Since Prince’s thesis was published in 1920, scores of people have written about the 1917 Halifax explosion.1 There are four novels, including Hugh MacLennan’s Canadian classic, Barometer Rising, one short story, and one children’s book. There is an official history by a Dalhousie University professor, Archibald MacMechan. There are detailed accounts by Michael Bird (1962) and by Janet Kitz (1989), who more fully covers the relief effort. And books keep appearing. There is also a great deal of new information about what happened before, during, and after the explosion. Records have turned up in places as far away from Halifax as London, Oslo, Paris, Washington, and Victoria, British Columbia. Naval and army records that were once secret are now available.
It is now possible to take a revised look at the 1917 explosion on the basis of two things: the new information that is available on the explosion and the response to it, and the research during recent decades of wide-ranging natural and man-made disasters that illuminates patterns of human behaviour. This book is the story of the Halifax explosion told in a way that allows us to see that what we now know about disasters applies to 1917, especially when the story of what happened is told using extensive new information. As will become clear, if what happened had been properly documented at the time, it would have been possible to identify most of the things discovered by later scholars. However, it is easier to look back and see “obvious” patterns than it was without the benefit of three-quarters of a century of research. When Prince wrote he had nothing to go on. Now there are scores of works in disaster studies.

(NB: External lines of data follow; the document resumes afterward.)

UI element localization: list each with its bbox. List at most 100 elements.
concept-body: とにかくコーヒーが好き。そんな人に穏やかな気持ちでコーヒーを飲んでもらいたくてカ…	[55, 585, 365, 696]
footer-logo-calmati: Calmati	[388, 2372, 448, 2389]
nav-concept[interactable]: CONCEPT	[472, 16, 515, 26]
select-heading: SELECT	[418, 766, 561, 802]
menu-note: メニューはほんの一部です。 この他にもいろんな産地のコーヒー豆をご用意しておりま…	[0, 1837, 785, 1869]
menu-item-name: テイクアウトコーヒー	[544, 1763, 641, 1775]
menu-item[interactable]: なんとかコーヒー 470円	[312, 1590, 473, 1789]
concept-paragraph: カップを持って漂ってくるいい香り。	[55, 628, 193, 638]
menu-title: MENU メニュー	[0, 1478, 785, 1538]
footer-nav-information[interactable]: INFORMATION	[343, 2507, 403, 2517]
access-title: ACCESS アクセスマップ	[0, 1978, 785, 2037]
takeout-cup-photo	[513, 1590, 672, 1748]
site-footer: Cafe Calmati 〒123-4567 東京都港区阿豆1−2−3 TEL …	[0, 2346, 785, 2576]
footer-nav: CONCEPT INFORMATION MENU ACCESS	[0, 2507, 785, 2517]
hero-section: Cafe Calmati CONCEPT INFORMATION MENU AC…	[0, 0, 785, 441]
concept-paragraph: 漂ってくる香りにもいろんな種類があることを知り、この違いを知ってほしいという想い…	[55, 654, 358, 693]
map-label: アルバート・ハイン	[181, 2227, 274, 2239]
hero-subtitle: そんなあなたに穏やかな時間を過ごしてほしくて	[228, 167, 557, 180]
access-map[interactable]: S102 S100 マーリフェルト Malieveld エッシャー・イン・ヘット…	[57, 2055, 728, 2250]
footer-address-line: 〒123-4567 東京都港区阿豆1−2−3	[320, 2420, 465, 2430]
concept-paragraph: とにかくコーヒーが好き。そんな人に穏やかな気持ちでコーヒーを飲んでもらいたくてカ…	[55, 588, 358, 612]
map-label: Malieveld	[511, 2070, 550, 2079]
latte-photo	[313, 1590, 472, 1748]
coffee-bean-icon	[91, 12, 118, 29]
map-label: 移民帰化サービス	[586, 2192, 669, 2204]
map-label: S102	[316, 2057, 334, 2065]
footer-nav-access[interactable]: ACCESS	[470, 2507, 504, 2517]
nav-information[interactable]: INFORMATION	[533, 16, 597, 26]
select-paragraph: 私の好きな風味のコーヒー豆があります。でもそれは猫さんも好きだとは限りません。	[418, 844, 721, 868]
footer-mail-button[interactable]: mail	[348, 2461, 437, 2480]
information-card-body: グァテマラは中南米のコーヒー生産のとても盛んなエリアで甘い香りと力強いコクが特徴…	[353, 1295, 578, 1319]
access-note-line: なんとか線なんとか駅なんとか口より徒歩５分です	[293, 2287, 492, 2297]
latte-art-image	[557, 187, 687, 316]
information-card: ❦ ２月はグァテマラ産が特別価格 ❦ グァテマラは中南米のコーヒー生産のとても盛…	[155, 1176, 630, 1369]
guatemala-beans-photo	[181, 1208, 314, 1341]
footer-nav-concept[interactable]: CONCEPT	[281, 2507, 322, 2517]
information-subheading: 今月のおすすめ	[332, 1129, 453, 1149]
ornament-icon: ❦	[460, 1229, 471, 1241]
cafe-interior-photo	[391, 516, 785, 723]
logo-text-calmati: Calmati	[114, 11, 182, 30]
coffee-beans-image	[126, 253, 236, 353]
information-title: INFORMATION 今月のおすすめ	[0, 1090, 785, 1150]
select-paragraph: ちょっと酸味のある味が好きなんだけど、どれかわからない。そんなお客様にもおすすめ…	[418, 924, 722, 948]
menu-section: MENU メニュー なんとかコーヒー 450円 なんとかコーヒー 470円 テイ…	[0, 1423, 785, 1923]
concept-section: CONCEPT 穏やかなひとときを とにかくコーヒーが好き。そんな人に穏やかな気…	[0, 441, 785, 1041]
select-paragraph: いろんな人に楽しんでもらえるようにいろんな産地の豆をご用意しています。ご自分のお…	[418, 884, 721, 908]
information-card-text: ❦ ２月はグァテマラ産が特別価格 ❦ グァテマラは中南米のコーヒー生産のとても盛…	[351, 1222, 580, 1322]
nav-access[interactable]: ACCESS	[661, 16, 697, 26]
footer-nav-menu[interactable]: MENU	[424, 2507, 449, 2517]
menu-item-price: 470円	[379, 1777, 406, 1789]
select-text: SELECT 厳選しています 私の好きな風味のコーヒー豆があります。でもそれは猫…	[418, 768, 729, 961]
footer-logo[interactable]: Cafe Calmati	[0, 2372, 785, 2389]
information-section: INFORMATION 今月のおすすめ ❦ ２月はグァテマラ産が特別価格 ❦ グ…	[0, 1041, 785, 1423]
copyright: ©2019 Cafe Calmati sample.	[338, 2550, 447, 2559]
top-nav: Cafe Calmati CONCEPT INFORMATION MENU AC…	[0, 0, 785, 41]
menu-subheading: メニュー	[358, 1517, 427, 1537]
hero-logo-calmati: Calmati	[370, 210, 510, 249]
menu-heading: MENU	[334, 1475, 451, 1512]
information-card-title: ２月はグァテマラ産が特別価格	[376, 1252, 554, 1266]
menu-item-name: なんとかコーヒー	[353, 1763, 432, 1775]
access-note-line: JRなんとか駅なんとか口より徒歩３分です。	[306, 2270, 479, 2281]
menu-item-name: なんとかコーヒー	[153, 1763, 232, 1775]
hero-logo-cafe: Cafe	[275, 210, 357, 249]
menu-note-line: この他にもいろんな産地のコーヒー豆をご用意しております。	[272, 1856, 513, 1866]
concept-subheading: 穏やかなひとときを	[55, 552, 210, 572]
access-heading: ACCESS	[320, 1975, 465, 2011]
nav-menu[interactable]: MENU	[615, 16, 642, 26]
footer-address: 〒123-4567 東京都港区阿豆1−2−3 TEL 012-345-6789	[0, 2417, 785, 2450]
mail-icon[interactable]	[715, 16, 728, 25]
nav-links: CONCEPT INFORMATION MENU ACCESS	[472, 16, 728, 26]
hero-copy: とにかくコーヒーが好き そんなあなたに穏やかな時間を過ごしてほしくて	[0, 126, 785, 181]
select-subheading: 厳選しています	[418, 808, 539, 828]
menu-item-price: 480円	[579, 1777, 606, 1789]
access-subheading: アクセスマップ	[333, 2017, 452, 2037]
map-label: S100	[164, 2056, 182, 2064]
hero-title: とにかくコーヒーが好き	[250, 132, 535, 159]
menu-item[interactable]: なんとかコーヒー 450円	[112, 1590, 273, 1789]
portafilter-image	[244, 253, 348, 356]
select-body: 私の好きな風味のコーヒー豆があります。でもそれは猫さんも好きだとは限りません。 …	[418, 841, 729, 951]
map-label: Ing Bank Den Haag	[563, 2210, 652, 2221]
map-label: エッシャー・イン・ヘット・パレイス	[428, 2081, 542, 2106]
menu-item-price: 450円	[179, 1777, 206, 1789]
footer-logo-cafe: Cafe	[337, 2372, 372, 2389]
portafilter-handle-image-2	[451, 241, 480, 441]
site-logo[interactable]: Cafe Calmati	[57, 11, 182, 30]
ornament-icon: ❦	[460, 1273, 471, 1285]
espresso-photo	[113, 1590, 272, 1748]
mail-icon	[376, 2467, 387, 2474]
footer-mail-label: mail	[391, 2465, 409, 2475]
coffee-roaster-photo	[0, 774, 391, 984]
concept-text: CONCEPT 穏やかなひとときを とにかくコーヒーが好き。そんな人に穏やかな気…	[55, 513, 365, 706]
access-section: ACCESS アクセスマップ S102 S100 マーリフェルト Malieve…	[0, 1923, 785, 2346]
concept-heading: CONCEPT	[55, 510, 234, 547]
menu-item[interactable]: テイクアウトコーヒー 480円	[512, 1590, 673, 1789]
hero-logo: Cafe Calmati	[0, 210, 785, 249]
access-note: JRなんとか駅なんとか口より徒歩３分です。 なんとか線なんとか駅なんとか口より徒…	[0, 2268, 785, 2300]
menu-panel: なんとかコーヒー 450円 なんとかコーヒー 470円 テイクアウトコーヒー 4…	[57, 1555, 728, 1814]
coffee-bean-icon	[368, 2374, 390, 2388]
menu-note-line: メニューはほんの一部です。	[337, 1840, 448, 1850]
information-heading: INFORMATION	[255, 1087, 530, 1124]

Scholars who study emergency incidents classify them into three categories: accidents, disasters, and catastrophes. An accident is something like an air crash or train wreck, something that may cause injury and death, but does not affect a community. It usually occurs at a specific location. A disaster is more like an earthquake, flood, or tornado, where the impact is widespread and a community is disrupted. A catastrophe is an event that not only disrupts a community, it undermines its ability to respond. Samuel Henry Prince was correct when he chose his thesis title, Catastrophe and Social Change. The 1917 Halifax explosion was truly a catastrophe.